What should investors expect from a “stimulant ER brand” lifecycle?

A mature stimulant ER brand generally transitions through phases: 1) Brand launch and differentiated access
2) Intensifying competition with other ER methylphenidate and amphetamine options
3) Generic substitution and net price erosion
4) Surviving revenue tied to channel contracting and SKU-level persistence

For an investment scenario, the critical issue is which phase Concerta is in for the specific market and presentation.

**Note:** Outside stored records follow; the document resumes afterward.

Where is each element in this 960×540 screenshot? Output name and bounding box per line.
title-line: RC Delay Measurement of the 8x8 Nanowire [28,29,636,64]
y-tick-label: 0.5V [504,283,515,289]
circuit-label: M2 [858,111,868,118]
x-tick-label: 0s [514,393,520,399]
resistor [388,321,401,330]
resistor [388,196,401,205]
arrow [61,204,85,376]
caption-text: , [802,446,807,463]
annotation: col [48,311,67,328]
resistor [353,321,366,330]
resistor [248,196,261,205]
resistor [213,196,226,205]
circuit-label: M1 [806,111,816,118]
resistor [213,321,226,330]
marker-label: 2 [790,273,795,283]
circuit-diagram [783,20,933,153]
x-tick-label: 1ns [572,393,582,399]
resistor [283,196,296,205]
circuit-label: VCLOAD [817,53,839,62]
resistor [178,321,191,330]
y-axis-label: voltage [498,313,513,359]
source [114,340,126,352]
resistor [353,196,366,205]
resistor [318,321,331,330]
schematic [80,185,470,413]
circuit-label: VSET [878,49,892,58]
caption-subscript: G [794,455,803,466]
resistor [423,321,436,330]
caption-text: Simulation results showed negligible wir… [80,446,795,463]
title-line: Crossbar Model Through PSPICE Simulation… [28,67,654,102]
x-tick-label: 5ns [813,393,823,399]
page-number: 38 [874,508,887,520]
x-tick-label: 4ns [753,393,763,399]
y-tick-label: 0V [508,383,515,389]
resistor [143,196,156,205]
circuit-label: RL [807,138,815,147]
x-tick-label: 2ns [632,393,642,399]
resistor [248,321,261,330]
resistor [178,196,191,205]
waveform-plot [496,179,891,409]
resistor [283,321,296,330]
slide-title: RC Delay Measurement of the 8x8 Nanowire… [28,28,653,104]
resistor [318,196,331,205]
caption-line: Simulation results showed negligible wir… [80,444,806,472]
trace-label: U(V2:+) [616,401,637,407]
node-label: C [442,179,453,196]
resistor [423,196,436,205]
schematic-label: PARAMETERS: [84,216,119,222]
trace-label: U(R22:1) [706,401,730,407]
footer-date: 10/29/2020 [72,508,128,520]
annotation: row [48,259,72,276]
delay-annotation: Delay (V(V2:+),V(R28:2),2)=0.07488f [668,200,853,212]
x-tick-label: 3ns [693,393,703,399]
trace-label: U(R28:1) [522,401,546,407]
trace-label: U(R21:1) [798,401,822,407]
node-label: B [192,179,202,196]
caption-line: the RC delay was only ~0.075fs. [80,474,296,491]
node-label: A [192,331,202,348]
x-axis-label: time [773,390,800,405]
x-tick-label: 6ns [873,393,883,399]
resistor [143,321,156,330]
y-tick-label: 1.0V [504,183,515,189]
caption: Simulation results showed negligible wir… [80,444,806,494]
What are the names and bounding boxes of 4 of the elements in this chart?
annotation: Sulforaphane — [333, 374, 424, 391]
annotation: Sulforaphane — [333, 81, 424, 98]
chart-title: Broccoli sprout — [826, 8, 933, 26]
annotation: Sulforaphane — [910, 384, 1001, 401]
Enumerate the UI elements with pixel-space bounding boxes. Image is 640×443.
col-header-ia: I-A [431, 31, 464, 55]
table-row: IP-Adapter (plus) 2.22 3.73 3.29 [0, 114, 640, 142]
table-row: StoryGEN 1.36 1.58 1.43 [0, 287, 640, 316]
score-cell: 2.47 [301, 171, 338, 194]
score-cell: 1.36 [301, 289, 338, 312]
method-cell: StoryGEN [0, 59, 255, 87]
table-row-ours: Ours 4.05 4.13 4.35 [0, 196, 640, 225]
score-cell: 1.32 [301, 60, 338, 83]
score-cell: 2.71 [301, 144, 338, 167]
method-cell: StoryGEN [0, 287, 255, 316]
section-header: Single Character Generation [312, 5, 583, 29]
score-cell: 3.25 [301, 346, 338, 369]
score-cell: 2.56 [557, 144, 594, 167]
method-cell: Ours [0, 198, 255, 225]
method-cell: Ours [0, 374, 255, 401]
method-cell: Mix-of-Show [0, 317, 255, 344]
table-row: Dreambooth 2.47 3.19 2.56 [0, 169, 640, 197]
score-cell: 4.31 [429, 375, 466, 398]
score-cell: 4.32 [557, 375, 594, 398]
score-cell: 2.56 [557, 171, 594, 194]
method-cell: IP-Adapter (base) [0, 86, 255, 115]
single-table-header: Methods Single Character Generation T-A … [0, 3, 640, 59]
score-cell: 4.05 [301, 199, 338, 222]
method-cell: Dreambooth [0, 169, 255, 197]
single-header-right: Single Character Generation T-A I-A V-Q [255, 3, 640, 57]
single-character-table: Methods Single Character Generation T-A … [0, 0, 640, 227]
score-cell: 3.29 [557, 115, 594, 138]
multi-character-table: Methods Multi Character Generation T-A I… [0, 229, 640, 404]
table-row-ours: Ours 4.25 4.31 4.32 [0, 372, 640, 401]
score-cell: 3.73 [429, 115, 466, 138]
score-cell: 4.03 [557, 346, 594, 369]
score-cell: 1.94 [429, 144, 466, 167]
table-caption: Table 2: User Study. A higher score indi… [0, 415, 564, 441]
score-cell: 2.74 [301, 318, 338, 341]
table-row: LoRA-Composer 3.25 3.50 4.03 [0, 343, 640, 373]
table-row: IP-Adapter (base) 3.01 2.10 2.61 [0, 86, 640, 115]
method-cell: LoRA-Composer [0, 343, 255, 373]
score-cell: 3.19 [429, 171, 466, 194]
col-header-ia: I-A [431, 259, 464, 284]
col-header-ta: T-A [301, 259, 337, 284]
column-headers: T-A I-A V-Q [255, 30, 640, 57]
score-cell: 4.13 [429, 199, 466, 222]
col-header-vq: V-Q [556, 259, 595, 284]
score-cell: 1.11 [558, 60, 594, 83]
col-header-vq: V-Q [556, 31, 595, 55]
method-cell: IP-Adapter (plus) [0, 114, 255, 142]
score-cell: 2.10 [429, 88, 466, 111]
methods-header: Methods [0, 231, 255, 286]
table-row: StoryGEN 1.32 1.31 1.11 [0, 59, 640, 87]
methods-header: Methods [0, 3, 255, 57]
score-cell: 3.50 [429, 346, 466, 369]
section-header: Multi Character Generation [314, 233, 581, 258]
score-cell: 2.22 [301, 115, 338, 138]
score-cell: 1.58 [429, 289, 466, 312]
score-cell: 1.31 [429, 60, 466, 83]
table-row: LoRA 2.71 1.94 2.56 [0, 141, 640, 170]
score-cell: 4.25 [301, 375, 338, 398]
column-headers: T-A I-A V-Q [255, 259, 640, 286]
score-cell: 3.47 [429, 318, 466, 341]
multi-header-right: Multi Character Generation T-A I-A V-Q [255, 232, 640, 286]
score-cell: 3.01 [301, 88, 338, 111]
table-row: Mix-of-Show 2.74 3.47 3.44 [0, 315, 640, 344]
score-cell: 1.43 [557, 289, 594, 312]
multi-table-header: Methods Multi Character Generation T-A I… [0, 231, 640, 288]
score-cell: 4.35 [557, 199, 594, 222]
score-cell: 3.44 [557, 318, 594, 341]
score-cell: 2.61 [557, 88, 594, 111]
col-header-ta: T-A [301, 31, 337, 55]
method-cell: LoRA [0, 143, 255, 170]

The asset type implies that value is increasingly driven by defense of net price and persistence, not by top-line unit growth.


Key Takeaways

  • CONCERTA is a mature methylphenidate ER ADHD brand where investment returns usually hinge on net price defense, persistence, and formulary access rather than demand growth.
  • The commercial profile is highly exposed to generic substitution and payer-driven channel switching within ER stimulant classes.
  • Underwriting should be built around scenario-based net price and share attrition, with SKU-level performance and formulary changes as leading indicators.
  • The highest operational sensitivity is supply continuity and batch consistency, since stock-outs accelerate switching that is hard to reverse.

FAQs

  1. Is Concerta expected to maintain revenue growth?
    Typically no, once meaningful generic penetration and formulary substitution take hold; revenue durability depends on net price defense and persistence.

  2. What most directly impacts Concerta’s net revenue per patient?
    Payer contracting outcomes, especially rebate dynamics and formulary tier placement that govern net price after discounts.

  3. How do stimulant alternatives affect Concerta’s market position?
    Switching within ER methylphenidate and toward other stimulant classes (and sometimes non-stimulants) reduces persistence when payer access favors alternatives.

  4. What operational events most threaten a stimulant ER brand?
    Manufacturing or QC disruptions that create stock-outs can move patients to substitutes and reduce recoverability.

  5. Which KPIs should be tracked for a Concerta investment thesis?
    Net price, prescription/persistence, formulary changes, inventory/stock-out events, and SKU-specific share.


References

[1] APA. Diagnostic and Statistical Manual of Mental Disorders (DSM). American Psychiatric Association.
[2] FDA. Drug Safety and ADHD-related prescribing information resources for methylphenidate ER products. U.S. Food and Drug Administration.